Pay raises and other incentives approved this year have helped to fill vacant positions in most state prisons, Saar said. But she said problems remain in the Baltimore and Jessup regions, which account for 306 of the 505 vacancies that exist system-wide.
State Sen. Ida Rubin, a Montgomery County Democrat, scolded Saar for not going to her boss, Gov. Robert L. Ehrlich Jr., and insisting that he provide the financial resources needed to operate the prison system safely.
"You are leaving these people [correctional officers] open to tragedy by not filling positions as quickly as you can," Rubin said. "As far as I'm concerned, the buck stops with you."
Division of Correction Commissioner Frank C. Sizer Jr. also testified yesterday. After the hearing, Saar clarified remarks she made to reporters Monday in which she had seemed to be distancing herself from Sizer.
"I consider him a part of our team and have no plans to replace him," Saar said yesterday, referring to Sizer. However, the department is changing wardens at the House of Correction.

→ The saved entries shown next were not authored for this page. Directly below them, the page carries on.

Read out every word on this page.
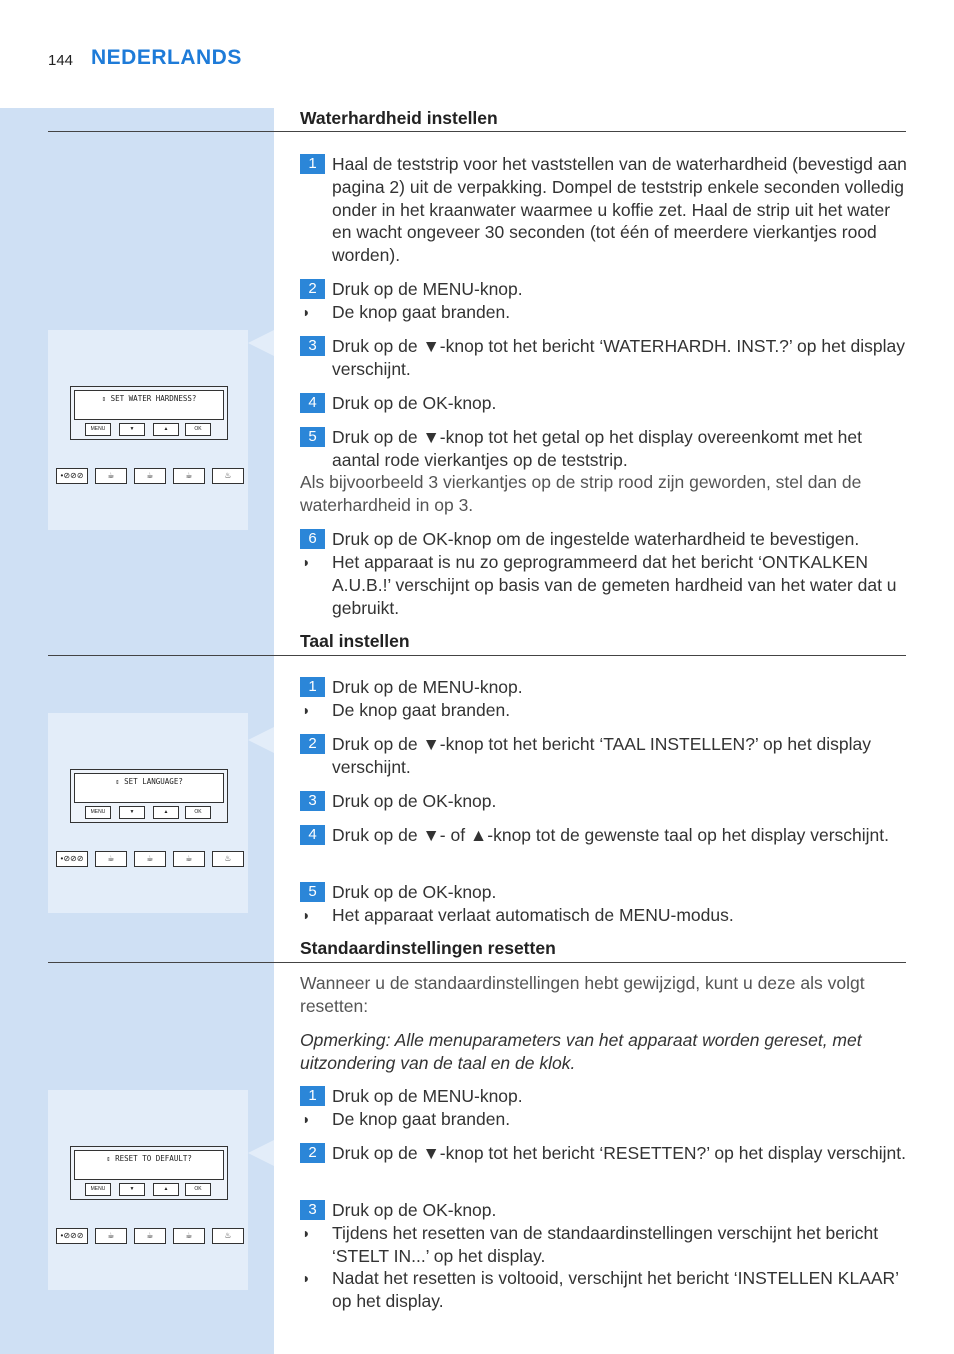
144 NEDERLANDS
Waterhardheid instellen
⇕ SET WATER HARDNESS?
MENU	▼	▲	OK
•⊘⊘⊘	☕	☕	☕	♨
1 Haal de teststrip voor het vaststellen van de waterhardheid (bevestigd aan pagina 2) uit de verpakking. Dompel de teststrip enkele seconden volledig onder in het kraanwater waarmee u koffie zet. Haal de strip uit het water en wacht ongeveer 30 seconden (tot één of meerdere vierkantjes rood worden).
2 Druk op de MENU-knop.
◗ De knop gaat branden.
3 Druk op de ▼-knop tot het bericht ‘WATERHARDH. INST.?’ op het display verschijnt.
4 Druk op de OK-knop.
5 Druk op de ▼-knop tot het getal op het display overeenkomt met het aantal rode vierkantjes op de teststrip.
Als bijvoorbeeld 3 vierkantjes op de strip rood zijn geworden, stel dan de waterhardheid in op 3.
6 Druk op de OK-knop om de ingestelde waterhardheid te bevestigen.
◗ Het apparaat is nu zo geprogrammeerd dat het bericht ‘ONTKALKEN A.U.B.!’ verschijnt op basis van de gemeten hardheid van het water dat u gebruikt.
Taal instellen
⇕ SET LANGUAGE?
MENU	▼	▲	OK
•⊘⊘⊘	☕	☕	☕	♨
1 Druk op de MENU-knop.
◗ De knop gaat branden.
2 Druk op de ▼-knop tot het bericht ‘TAAL INSTELLEN?’ op het display verschijnt.
3 Druk op de OK-knop.
4 Druk op de ▼- of ▲-knop tot de gewenste taal op het display verschijnt.
5 Druk op de OK-knop.
◗ Het apparaat verlaat automatisch de MENU-modus.
Standaardinstellingen resetten
⇕ RESET TO DEFAULT?
MENU	▼	▲	OK
•⊘⊘⊘	☕	☕	☕	♨
Wanneer u de standaardinstellingen hebt gewijzigd, kunt u deze als volgt resetten:
Opmerking: Alle menuparameters van het apparaat worden gereset, met uitzondering van de taal en de klok.
1 Druk op de MENU-knop.
◗ De knop gaat branden.
2 Druk op de ▼-knop tot het bericht ‘RESETTEN?’ op het display verschijnt.
3 Druk op de OK-knop.
◗ Tijdens het resetten van de standaardinstellingen verschijnt het bericht ‘STELT IN...’ op het display.
◗ Nadat het resetten is voltooid, verschijnt het bericht ‘INSTELLEN KLAAR’ op het display.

Saar said James Peguese, assistant commissioner in charge of security, is serving temporarily as warden.
DeGrange said after the hearing that he was not satisfied with many of the responses he heard from Saar and her staff.
"I am scared to death someone else is going to die," DeGrange said. "It's a time bomb waiting to happen."
Del. Joan Cadden, an Anne Arundel County Democrat who chairs a House subcommittee on public safety, said she thought the meeting was productive.
"I believe the Secretary [Saar] paid close attention today to the comments and could hear there were concerns about areas of her staff, and it will be up to her to address those concerns," Cadden said.